Zahlreiche Bürgerinnen und Bürger trafen sich zunächst am Ortsausgang von Schattertriesch an der Mariengrotte. Unter Führung von Bürgermeister Armin Emanuel sowie des 1. Beigeordneten und SPD-Bürgermeisterkandidaten Wolfram Lang machte man sich dann zunächst über den neu asphaltierten Radweg entlang der gemeindeeigenen Druckerhöhungsanlage auf den Weg zum Kurvenbereich an der abgerissenen „Scharter Mühle“. Die beiden Durchlässe für den Schatterbach in die Prims, nördlich und südlich der ehemaligen Mühle, mussten aufgrund der Aufweitung der Fahrbahn und des Radwegebaus deutlich durch große Durchlassbauwerke verbreitert werden. Der stellvertretende Schmelzer Ortsvorsteher Thomas Lamberti zeigte sich von den durchgeführten Arbeiten erfreut: „Mit dieser Baumaßnahme wird ein jahrzehntelanger Wunsch der Bevölkerung der Gemeinde Schmelz endlich umgesetzt. Durch den straßenbegleitenden Rad- und Gehweg entlang der L 145 zwischen Limbach und Schattertriesch erfolgt nicht nur ein wichtiger Lückenschluss im touristischen Wegesystem für Radfahrer und Wanderer, sondern auch ein entscheidender Beitrag zur Verkehrssicherheit in diesem Kurvenbereich“.

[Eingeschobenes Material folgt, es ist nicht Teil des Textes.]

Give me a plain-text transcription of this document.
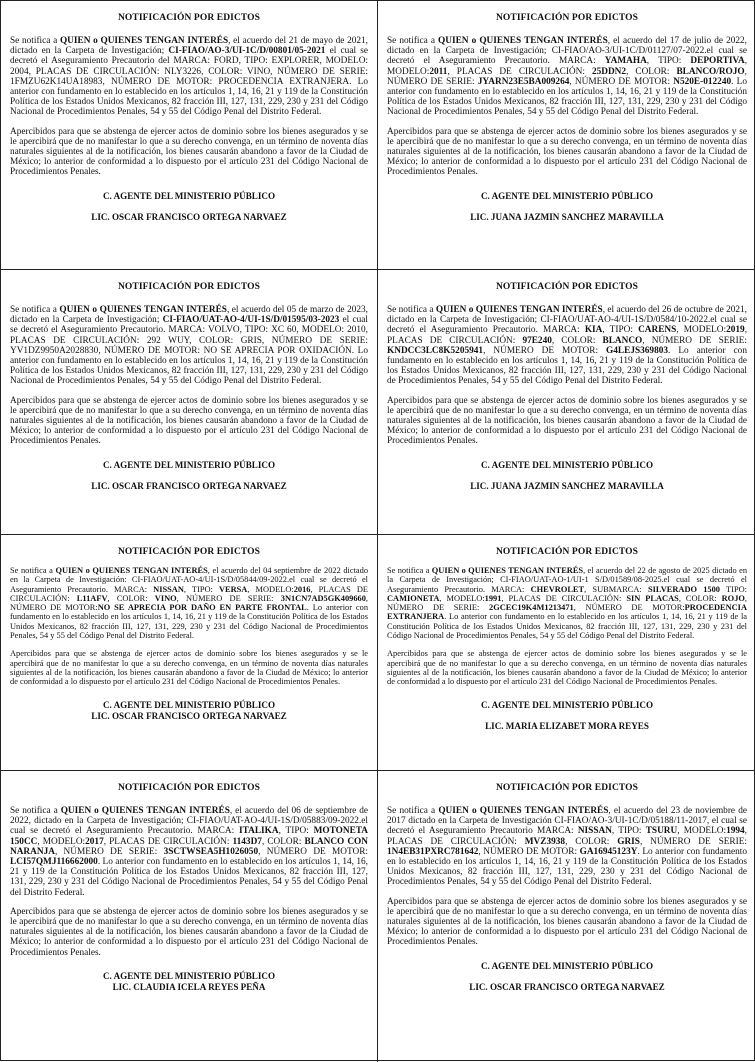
NOTIFICACIÓN POR EDICTOS
Se notifica a QUIEN o QUIENES TENGAN INTERÉS, el acuerdo del 21 de mayo de 2021, dictado en la Carpeta de Investigación; CI-FIAO/AO-3/UI-1C/D/00801/05-2021 el cual se decretó el Aseguramiento Precautorio del MARCA: FORD, TIPO: EXPLORER, MODELO: 2004, PLACAS DE CIRCULACIÓN: NLY3226, COLOR: VINO, NÚMERO DE SERIE: 1FMZU62K14UA18983, NÚMERO DE MOTOR: PROCEDENCIA EXTRANJERA. Lo anterior con fundamento en lo establecido en los artículos 1, 14, 16, 21 y 119 de la Constitución Política de los Estados Unidos Mexicanos, 82 fracción III, 127, 131, 229, 230 y 231 del Código Nacional de Procedimientos Penales, 54 y 55 del Código Penal del Distrito Federal.
Apercibidos para que se abstenga de ejercer actos de dominio sobre los bienes asegurados y se le apercibirá que de no manifestar lo que a su derecho convenga, en un término de noventa días naturales siguientes al de la notificación, los bienes causarán abandono a favor de la Ciudad de México; lo anterior de conformidad a lo dispuesto por el artículo 231 del Código Nacional de Procedimientos Penales.
C. AGENTE DEL MINISTERIO PÚBLICO
LIC. OSCAR FRANCISCO ORTEGA NARVAEZ
NOTIFICACIÓN POR EDICTOS
Se notifica a QUIEN o QUIENES TENGAN INTERÉS, el acuerdo del 17 de julio de 2022, dictado en la Carpeta de Investigación; CI-FIAO/AO-3/UI-1C/D/01127/07-2022.el cual se decretó el Aseguramiento Precautorio. MARCA: YAMAHA, TIPO: DEPORTIVA, MODELO:2011, PLACAS DE CIRCULACIÓN: 25DDN2, COLOR: BLANCO/ROJO, NÚMERO DE SERIE: JYARN23E5BA009264, NÚMERO DE MOTOR: N520E-012240. Lo anterior con fundamento en lo establecido en los artículos 1, 14, 16, 21 y 119 de la Constitución Política de los Estados Unidos Mexicanos, 82 fracción III, 127, 131, 229, 230 y 231 del Código Nacional de Procedimientos Penales, 54 y 55 del Código Penal del Distrito Federal.
Apercibidos para que se abstenga de ejercer actos de dominio sobre los bienes asegurados y se le apercibirá que de no manifestar lo que a su derecho convenga, en un término de noventa días naturales siguientes al de la notificación, los bienes causarán abandono a favor de la Ciudad de México; lo anterior de conformidad a lo dispuesto por el artículo 231 del Código Nacional de Procedimientos Penales.
C. AGENTE DEL MINISTERIO PÚBLICO
LIC. JUANA JAZMIN SANCHEZ MARAVILLA
NOTIFICACIÓN POR EDICTOS
Se notifica a QUIEN o QUIENES TENGAN INTERÉS, el acuerdo del 05 de marzo de 2023, dictado en la Carpeta de Investigación; CI-FIAO/UAT-AO-4/UI-1S/D/01595/03-2023 el cual se decretó el Aseguramiento Precautorio. MARCA: VOLVO, TIPO: XC 60, MODELO: 2010, PLACAS DE CIRCULACIÓN: 292 WUY, COLOR: GRIS, NÚMERO DE SERIE: YV1DZ9950A2028830, NÚMERO DE MOTOR: NO SE APRECIA POR OXIDACIÓN. Lo anterior con fundamento en lo establecido en los artículos 1, 14, 16, 21 y 119 de la Constitución Política de los Estados Unidos Mexicanos, 82 fracción III, 127, 131, 229, 230 y 231 del Código Nacional de Procedimientos Penales, 54 y 55 del Código Penal del Distrito Federal.
Apercibidos para que se abstenga de ejercer actos de dominio sobre los bienes asegurados y se le apercibirá que de no manifestar lo que a su derecho convenga, en un término de noventa días naturales siguientes al de la notificación, los bienes causarán abandono a favor de la Ciudad de México; lo anterior de conformidad a lo dispuesto por el artículo 231 del Código Nacional de Procedimientos Penales.
C. AGENTE DEL MINISTERIO PÚBLICO
LIC. OSCAR FRANCISCO ORTEGA NARVAEZ
NOTIFICACIÓN POR EDICTOS
Se notifica a QUIEN o QUIENES TENGAN INTERÉS, el acuerdo del 26 de octubre de 2021, dictado en la Carpeta de Investigación; CI-FIAO/UAT-AO-4/UI-1S/D/0584/10-2022.el cual se decretó el Aseguramiento Precautorio. MARCA: KIA, TIPO: CARENS, MODELO:2019, PLACAS DE CIRCULACIÓN: 97E240, COLOR: BLANCO, NÚMERO DE SERIE: KNDCC3LC8K5205941, NÚMERO DE MOTOR: G4LEJS369803. Lo anterior con fundamento en lo establecido en los artículos 1, 14, 16, 21 y 119 de la Constitución Política de los Estados Unidos Mexicanos, 82 fracción III, 127, 131, 229, 230 y 231 del Código Nacional de Procedimientos Penales, 54 y 55 del Código Penal del Distrito Federal.
Apercibidos para que se abstenga de ejercer actos de dominio sobre los bienes asegurados y se le apercibirá que de no manifestar lo que a su derecho convenga, en un término de noventa días naturales siguientes al de la notificación, los bienes causarán abandono a favor de la Ciudad de México; lo anterior de conformidad a lo dispuesto por el artículo 231 del Código Nacional de Procedimientos Penales.
C. AGENTE DEL MINISTERIO PÚBLICO
LIC. JUANA JAZMIN SANCHEZ MARAVILLA
NOTIFICACIÓN POR EDICTOS
Se notifica a QUIEN o QUIENES TENGAN INTERÉS, el acuerdo del 04 septiembre de 2022 dictado en la Carpeta de Investigación: CI-FIAO/UAT-AO-4/UI-1S/D/05844/09-2022.el cual se decretó el Aseguramiento Precautorio. MARCA: NISSAN, TIPO: VERSA, MODELO:2016, PLACAS DE CIRCULACIÓN: L11AFV, COLOR: VINO, NÚMERO DE SERIE: 3N1CN7AD5GK409660, NÚMERO DE MOTOR:NO SE APRECIA POR DAÑO EN PARTE FRONTAL. Lo anterior con fundamento en lo establecido en los artículos 1, 14, 16, 21 y 119 de la Constitución Política de los Estados Unidos Mexicanos, 82 fracción III, 127, 131, 229, 230 y 231 del Código Nacional de Procedimientos Penales, 54 y 55 del Código Penal del Distrito Federal.
Apercibidos para que se abstenga de ejercer actos de dominio sobre los bienes asegurados y se le apercibirá que de no manifestar lo que a su derecho convenga, en un término de noventa días naturales siguientes al de la notificación, los bienes causarán abandono a favor de la Ciudad de México; lo anterior de conformidad a lo dispuesto por el artículo 231 del Código Nacional de Procedimientos Penales.
C. AGENTE DEL MINISTERIO PÚBLICO
LIC. OSCAR FRANCISCO ORTEGA NARVAEZ
NOTIFICACIÓN POR EDICTOS
Se notifica a QUIEN o QUIENES TENGAN INTERÉS, el acuerdo del 22 de agosto de 2025 dictado en la Carpeta de Investigación; CI-FIAO/UAT-AO-1/UI-1 S/D/01589/08-2025.el cual se decretó el Aseguramiento Precautorio. MARCA: CHEVROLET, SUBMARCA: SILVERADO 1500 TIPO: CAMIONETA, MODELO:1991, PLACAS DE CIRCULACIÓN: SIN PLACAS, COLOR: ROJO, NÚMERO DE SERIE: 2GCEC19K4M1213471, NÚMERO DE MOTOR:PROCEDENCIA EXTRANJERA. Lo anterior con fundamento en lo establecido en los artículos 1, 14, 16, 21 y 119 de la Constitución Política de los Estados Unidos Mexicanos, 82 fracción III, 127, 131, 229, 230 y 231 del Código Nacional de Procedimientos Penales, 54 y 55 del Código Penal del Distrito Federal.
Apercibidos para que se abstenga de ejercer actos de dominio sobre los bienes asegurados y se le apercibirá que de no manifestar lo que a su derecho convenga, en un término de noventa días naturales siguientes al de la notificación, los bienes causarán abandono a favor de la Ciudad de México; lo anterior de conformidad a lo dispuesto por el artículo 231 del Código Nacional de Procedimientos Penales.
C. AGENTE DEL MINISTERIO PÚBLICO
LIC. MARIA ELIZABET MORA REYES
NOTIFICACIÓN POR EDICTOS
Se notifica a QUIEN o QUIENES TENGAN INTERÉS, el acuerdo del 06 de septiembre de 2022, dictado en la Carpeta de Investigación; CI-FIAO/UAT-AO-4/UI-1S/D/05883/09-2022.el cual se decretó el Aseguramiento Precautorio. MARCA: ITALIKA, TIPO: MOTONETA 150CC, MODELO:2017, PLACAS DE CIRCULACIÓN: 1143D7, COLOR: BLANCO CON NARANJA, NÚMERO DE SERIE: 3SCTWSEA5H1026050, NÚMERO DE MOTOR: LCI57QMJ116662000. Lo anterior con fundamento en lo establecido en los artículos 1, 14, 16, 21 y 119 de la Constitución Política de los Estados Unidos Mexicanos, 82 fracción III, 127, 131, 229, 230 y 231 del Código Nacional de Procedimientos Penales, 54 y 55 del Código Penal del Distrito Federal.
Apercibidos para que se abstenga de ejercer actos de dominio sobre los bienes asegurados y se le apercibirá que de no manifestar lo que a su derecho convenga, en un término de noventa días naturales siguientes al de la notificación, los bienes causarán abandono a favor de la Ciudad de México; lo anterior de conformidad a lo dispuesto por el artículo 231 del Código Nacional de Procedimientos Penales.
C. AGENTE DEL MINISTERIO PÚBLICO
LIC. CLAUDIA ICELA REYES PEÑA
NOTIFICACIÓN POR EDICTOS
Se notifica a QUIEN o QUIENES TENGAN INTERÉS, el acuerdo del 23 de noviembre de 2017 dictado en la Carpeta de Investigación CI-FIAO/AO-3/UI-1C/D/05188/11-2017, el cual se decretó el Aseguramiento Precautorio MARCA: NISSAN, TIPO: TSURU, MODELO:1994, PLACAS DE CIRCULACIÓN: MVZ3938, COLOR: GRIS, NÚMERO DE SERIE: 1N4EB31PXRC781642, NÚMERO DE MOTOR: GA16945123Y. Lo anterior con fundamento en lo establecido en los artículos 1, 14, 16, 21 y 119 de la Constitución Política de los Estados Unidos Mexicanos, 82 fracción III, 127, 131, 229, 230 y 231 del Código Nacional de Procedimientos Penales, 54 y 55 del Código Penal del Distrito Federal.
Apercibidos para que se abstenga de ejercer actos de dominio sobre los bienes asegurados y se le apercibirá que de no manifestar lo que a su derecho convenga, en un término de noventa días naturales siguientes al de la notificación, los bienes causarán abandono a favor de la Ciudad de México; lo anterior de conformidad a lo dispuesto por el artículo 231 del Código Nacional de Procedimientos Penales.
C. AGENTE DEL MINISTERIO PÚBLICO
LIC. OSCAR FRANCISCO ORTEGA NARVAEZ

Ebenso erfreut zeigten sich auch die beiden Limbacher Ortsratsmitglieder Axel Johann sowie Ernst Leidinger über die neu errichtete behindertengerechte Bushaltestelle an der Abzweigung nach Auschet: die Busse des Linienverkehrs können nun die Haltestelle problemlos anfahren und bis zur Höhe von 18 cm abgesenkt werden, sodass ein Einstieg mit Rollstuhl, Rollator oder Kinderwagen problemlos möglich ist. Auch dem Naturschutz wurde bei den Arbeiten Rechnung getragen: um eine am neuen Radweg stehende Ulme zu schützen, wurde eine Befestigung aus Betonelementen installiert, um die Wurzeln des Baumes nicht zu verletzen. Die Ulme in Nähe der Prims ist heute noch in einem sehr guten Zustand und wurde aufgrund der Einzellage bisher noch nicht vom Ulmensplintkäfer befallen.

„Nach dem Abschluss dieses Bauabschnittes drängen wir darauf, dass der Radweg von Schattertriesch auch in Richtung Büschfeld schnellstmöglich fortgeführt wird. Hierfür haben wir im Gemeinderat bereits einen entsprechenden Antrag gestellt und werden uns auch weiter dafür einsetzen, um das Gesamtprojekt weiter voranzutreiben“, ergänzt die Fraktionsvorsitzende Sandra Quinten.

Die Gesamtkosten der Baumaßnahme belaufen sich auf rund 2 Millionen Euro. Das Ministerium für Wirtschaft, Arbeit, Energie und Verkehr trägt die Hälfte der Kosten aus Mitteln der Tourismusförderung. Nach den Feiertagen werden die noch ausstehenden Restarbeiten wie Fahrbahnmarkierungen sowie die Installation von Leitplanken und Absturzsicherungen abschließend ausgeführt.